We've been fucking every single day. Sometimes multiple times. In his bed, in the shower, on the kitchen counter, against the wall, on his motorcycle in the garage. I've gotten so much better at it, learned what he likes, what makes him groan, how to take his cock deep in my throat until tears stream down my face.

But more than the sex, as incredible as it is, we've been sharing our lives with each other.

I told him about the bullying I suffered when I was younger. How kids called me fat, ugly, worthless. How I ate lunch alone in the bathroom for two years because sitting in the cafeteria meant hearing the cruel comments. How I promised myself I'd become someone who protected people like me, the ones everyone else overlooked or hurt.

He told me about the fights he'd been in. The violence that came so easily after Nathan died. How he'd get into bar brawls just to feel something other than grief. How King had taught him to channel that rage into something productive: protecting the club, protecting the town.

We promised each other no secrets.

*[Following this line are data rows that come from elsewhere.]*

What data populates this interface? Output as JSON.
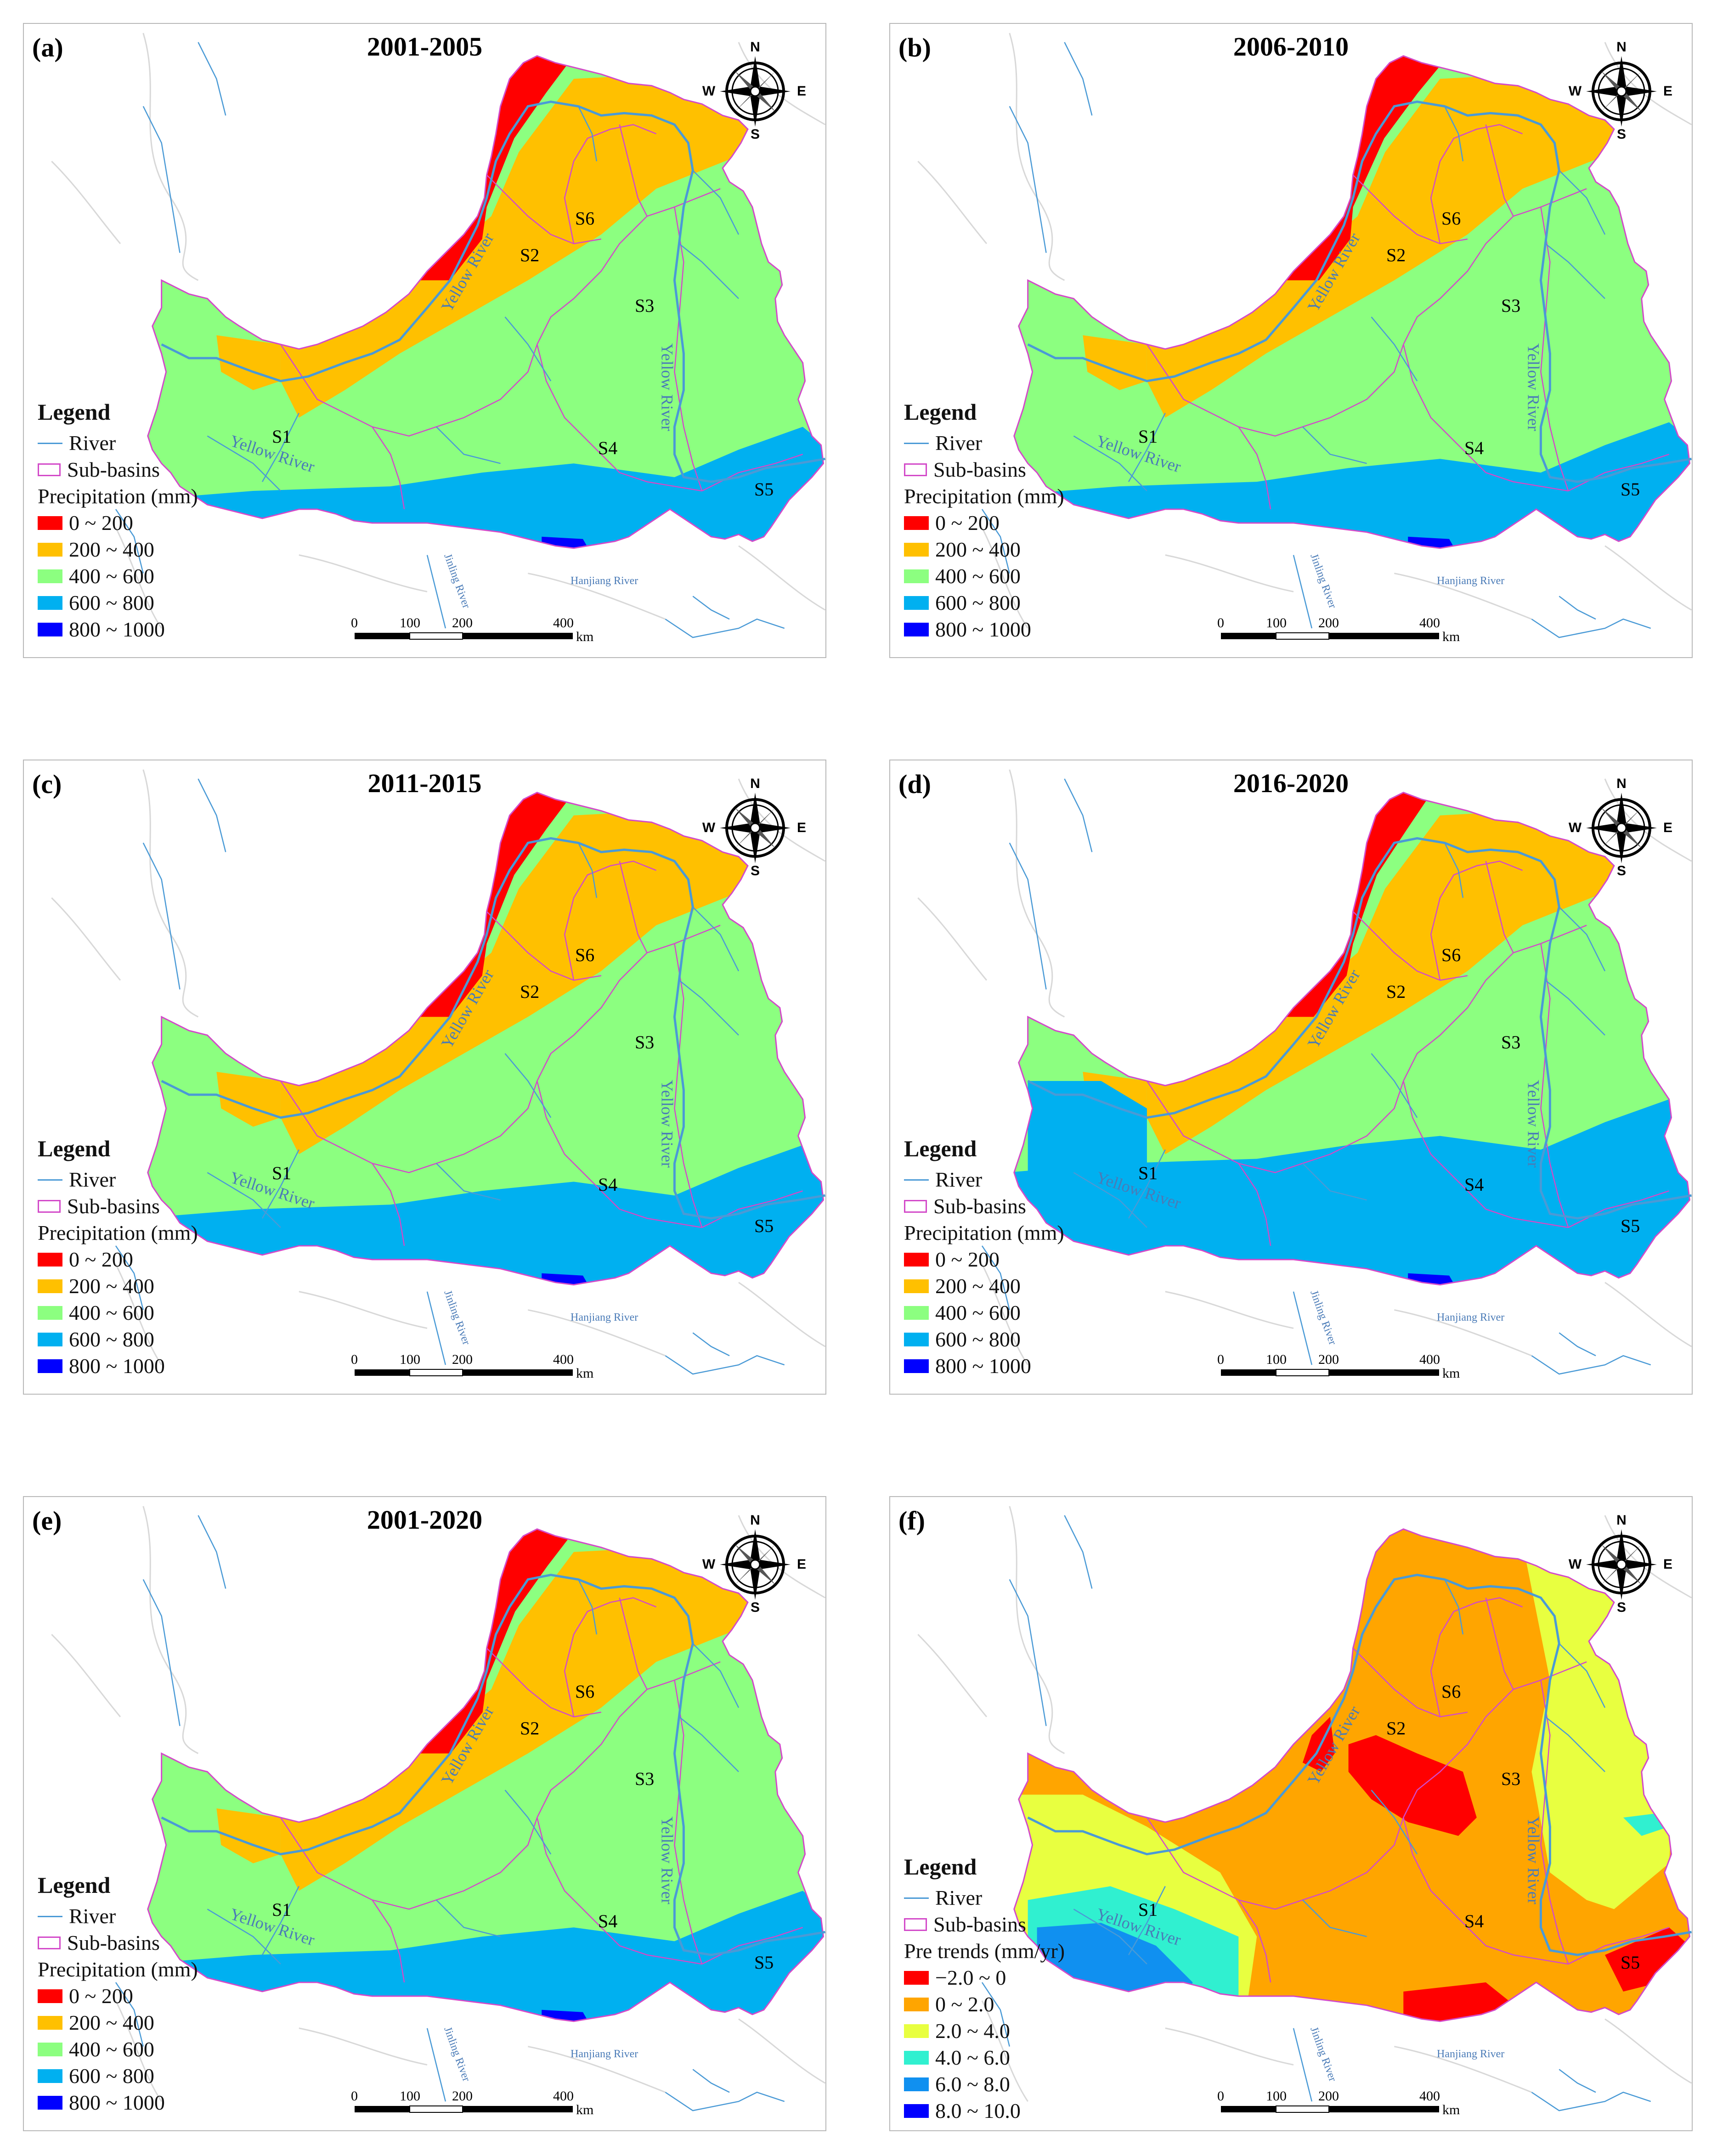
{
  "colors": {
    "river": "#4a9ad6",
    "subbasin": "#d34ac9",
    "precip": [
      "#ff0000",
      "#ffc000",
      "#8cff80",
      "#00b0f0",
      "#0000ff"
    ],
    "trend": [
      "#ff0000",
      "#ffa500",
      "#e8ff40",
      "#30f0d0",
      "#1090f0",
      "#0000ff"
    ]
  },
  "panels": [
    {
      "label": "(a)",
      "title": "2001-2005",
      "type": "precip",
      "legend": {
        "heading": "Legend",
        "river": "River",
        "subbasins": "Sub-basins",
        "class_title": "Precipitation (mm)",
        "classes": [
          "0 ~ 200",
          "200 ~ 400",
          "400 ~ 600",
          "600 ~ 800",
          "800 ~ 1000"
        ]
      }
    },
    {
      "label": "(b)",
      "title": "2006-2010",
      "type": "precip",
      "legend": {
        "heading": "Legend",
        "river": "River",
        "subbasins": "Sub-basins",
        "class_title": "Precipitation (mm)",
        "classes": [
          "0 ~ 200",
          "200 ~ 400",
          "400 ~ 600",
          "600 ~ 800",
          "800 ~ 1000"
        ]
      }
    },
    {
      "label": "(c)",
      "title": "2011-2015",
      "type": "precip",
      "legend": {
        "heading": "Legend",
        "river": "River",
        "subbasins": "Sub-basins",
        "class_title": "Precipitation (mm)",
        "classes": [
          "0 ~ 200",
          "200 ~ 400",
          "400 ~ 600",
          "600 ~ 800",
          "800 ~ 1000"
        ]
      }
    },
    {
      "label": "(d)",
      "title": "2016-2020",
      "type": "precip",
      "legend": {
        "heading": "Legend",
        "river": "River",
        "subbasins": "Sub-basins",
        "class_title": "Precipitation (mm)",
        "classes": [
          "0 ~ 200",
          "200 ~ 400",
          "400 ~ 600",
          "600 ~ 800",
          "800 ~ 1000"
        ]
      }
    },
    {
      "label": "(e)",
      "title": "2001-2020",
      "type": "precip",
      "legend": {
        "heading": "Legend",
        "river": "River",
        "subbasins": "Sub-basins",
        "class_title": "Precipitation (mm)",
        "classes": [
          "0 ~ 200",
          "200 ~ 400",
          "400 ~ 600",
          "600 ~ 800",
          "800 ~ 1000"
        ]
      }
    },
    {
      "label": "(f)",
      "title": "",
      "type": "trend",
      "legend": {
        "heading": "Legend",
        "river": "River",
        "subbasins": "Sub-basins",
        "class_title": "Pre trends (mm/yr)",
        "classes": [
          "−2.0 ~ 0",
          "0 ~ 2.0",
          "2.0 ~ 4.0",
          "4.0 ~ 6.0",
          "6.0 ~ 8.0",
          "8.0 ~ 10.0"
        ]
      }
    }
  ],
  "map_labels": {
    "subbasins": [
      "S1",
      "S2",
      "S3",
      "S4",
      "S5",
      "S6"
    ],
    "yellow_river": "Yellow River",
    "jinling_river": "Jinling River",
    "hanjiang_river": "Hanjiang River"
  },
  "compass": {
    "n": "N",
    "s": "S",
    "e": "E",
    "w": "W"
  },
  "scale": {
    "ticks": [
      "0",
      "100",
      "200",
      "400"
    ],
    "unit": "km"
  }
}
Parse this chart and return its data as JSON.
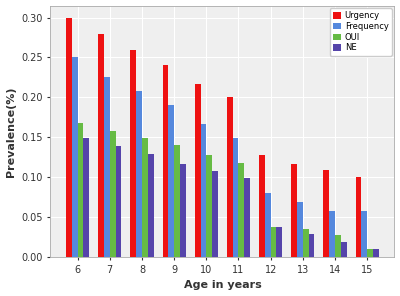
{
  "ages": [
    6,
    7,
    8,
    9,
    10,
    11,
    12,
    13,
    14,
    15
  ],
  "urgency": [
    0.3,
    0.28,
    0.26,
    0.24,
    0.217,
    0.2,
    0.128,
    0.117,
    0.109,
    0.1
  ],
  "frequency": [
    0.25,
    0.226,
    0.208,
    0.19,
    0.167,
    0.149,
    0.08,
    0.069,
    0.058,
    0.058
  ],
  "oui": [
    0.168,
    0.158,
    0.149,
    0.14,
    0.128,
    0.118,
    0.038,
    0.035,
    0.028,
    0.01
  ],
  "ne": [
    0.149,
    0.139,
    0.129,
    0.117,
    0.108,
    0.099,
    0.038,
    0.029,
    0.019,
    0.01
  ],
  "colors": {
    "urgency": "#EE1111",
    "frequency": "#5588DD",
    "oui": "#66BB44",
    "ne": "#5544AA"
  },
  "legend_labels": [
    "Urgency",
    "Frequency",
    "OUI",
    "NE"
  ],
  "xlabel": "Age in years",
  "ylabel": "Prevalence(%)",
  "ylim": [
    0,
    0.315
  ],
  "yticks": [
    0.0,
    0.05,
    0.1,
    0.15,
    0.2,
    0.25,
    0.3
  ],
  "background_color": "#EFEFEF",
  "grid_color": "#FFFFFF",
  "bar_width": 0.18,
  "tick_fontsize": 7,
  "label_fontsize": 8,
  "legend_fontsize": 6
}
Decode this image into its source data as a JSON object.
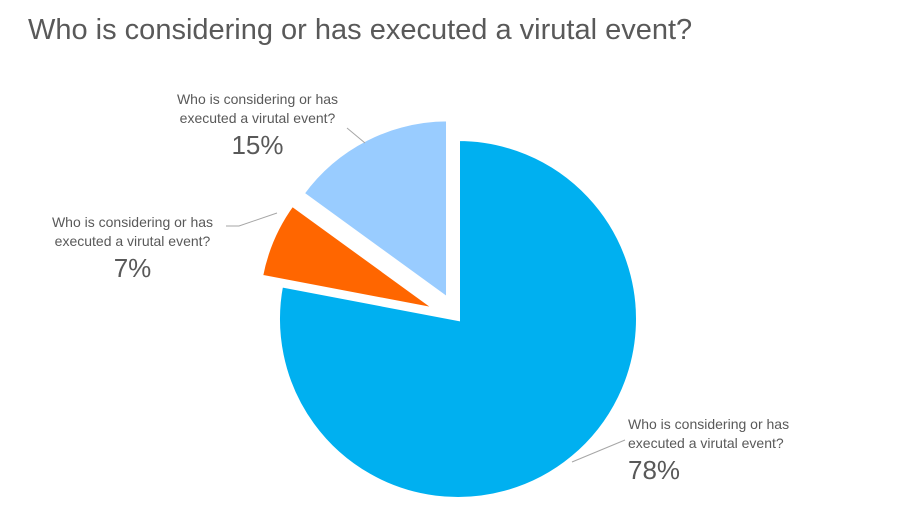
{
  "chart_data": {
    "type": "pie",
    "title": "Who is considering or has executed a virutal event?",
    "slices": [
      {
        "label": "Who is considering or has executed a virutal event?",
        "value": 78,
        "value_label": "78%",
        "color": "#00B0F0",
        "exploded": false
      },
      {
        "label": "Who is considering or has executed a virutal event?",
        "value": 7,
        "value_label": "7%",
        "color": "#FF6600",
        "exploded": true
      },
      {
        "label": "Who is considering or has executed a virutal event?",
        "value": 15,
        "value_label": "15%",
        "color": "#99CCFF",
        "exploded": true
      }
    ],
    "start_angle_deg": 0,
    "direction": "clockwise",
    "legend": "none"
  }
}
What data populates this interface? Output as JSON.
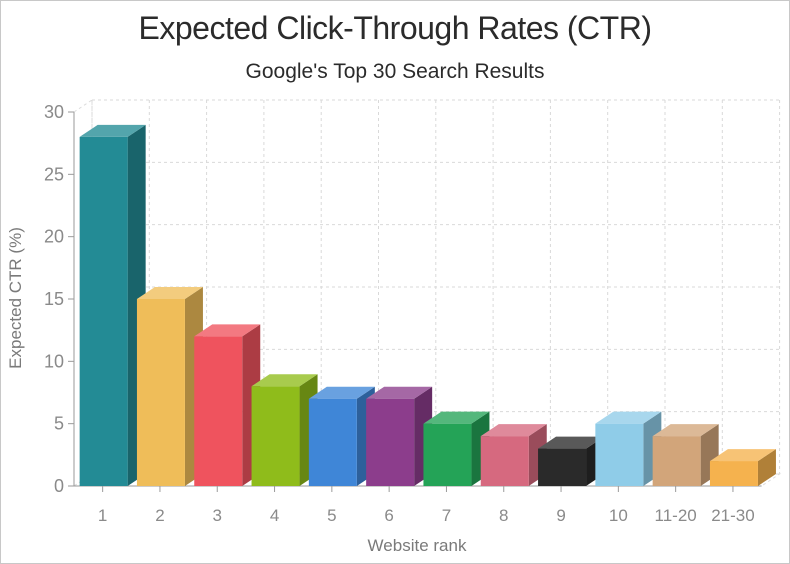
{
  "chart_data": {
    "type": "bar",
    "title": "Expected Click-Through Rates (CTR)",
    "subtitle": "Google's Top 30 Search Results",
    "xlabel": "Website rank",
    "ylabel": "Expected CTR (%)",
    "ylim": [
      0,
      30
    ],
    "yticks": [
      0,
      5,
      10,
      15,
      20,
      25,
      30
    ],
    "grid": true,
    "categories": [
      "1",
      "2",
      "3",
      "4",
      "5",
      "6",
      "7",
      "8",
      "9",
      "10",
      "11-20",
      "21-30"
    ],
    "values": [
      28,
      15,
      12,
      8,
      7,
      7,
      5,
      4,
      3,
      5,
      4,
      2
    ],
    "colors": [
      "#238b95",
      "#efbd59",
      "#ef535e",
      "#8fbc1b",
      "#3f86d7",
      "#8c3d8c",
      "#24a357",
      "#d6697f",
      "#2a2a2a",
      "#8fcce8",
      "#d2a57a",
      "#f5b24e"
    ]
  }
}
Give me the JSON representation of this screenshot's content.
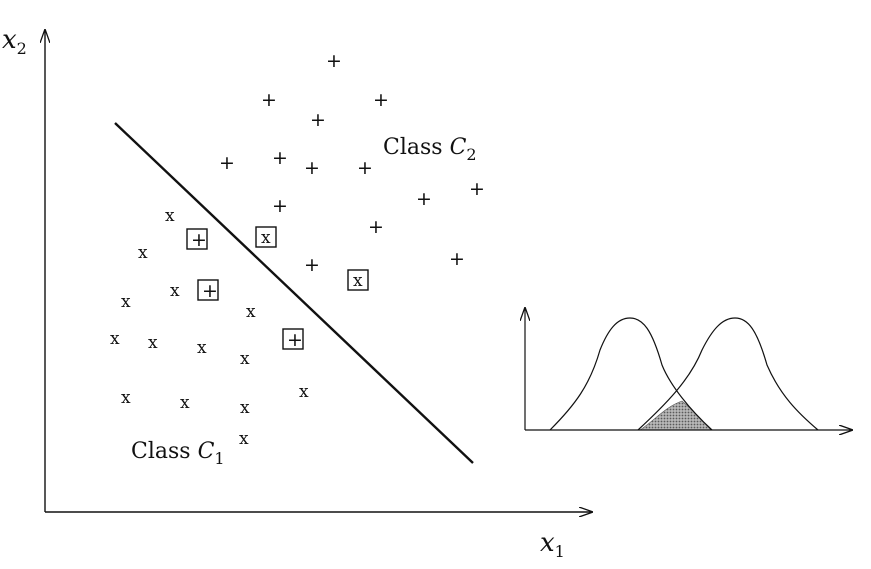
{
  "diagram": {
    "axes": {
      "x_label": "x",
      "x_sub": "1",
      "y_label": "x",
      "y_sub": "2"
    },
    "classes": [
      {
        "label": "Class ",
        "symbol": "C",
        "sub": "1"
      },
      {
        "label": "Class ",
        "symbol": "C",
        "sub": "2"
      }
    ],
    "markers": {
      "class1": "x",
      "class2": "+"
    },
    "inset": {
      "overlap_fill": "#9a9a9a"
    }
  }
}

Complete honesty, even when it hurt.

And it works. Somehow, impossibly, we work.

Everyone knows about us now. The cops at the station whisper when they see us together. The Savage Riders have accepted me as Danny's girlfriend, though I can tell some of them are still wary of having a cop around.

No one understands how two people who should be mortal enemies ended up together. A cop and a criminal. A woman who believes in the system and a man who wants to burn it down.

But no one has told us to break up. Only Chief Morrison and King have pulled us aside separately, making sure we understand what we're risking.

"This could implode both your lives," Morrison had said two weeks ago. "If it goes bad, you lose your support system. Both of you."

"We know," I'd replied. "We're willing to take that risk."

King had been more direct with Danny. "She's a cop. If this goes sideways, it could bring heat to the club. You sure she's worth it?"

"Yeah," Danny had said without hesitation. "She's worth everything."

Now, walking into Morrison's office with Danny beside me, I hold onto that certainty. Whatever happens with Hayes, whatever Morrison decides about my future here, I have Danny. And that's enough.

"Collins." Morrison looks up from his desk. His eyes flick to Danny, and something crosses his face. Disapproval, maybe, or resignation. "Mr. Wells. I didn't expect you to accompany her."

"She's my girlfriend." Danny's voice is flat. "Where she goes, I go."

Morrison's jaw tightens, but he doesn't argue. "Sit."

We sit, Danny's hand finding mine under the desk, squeezing.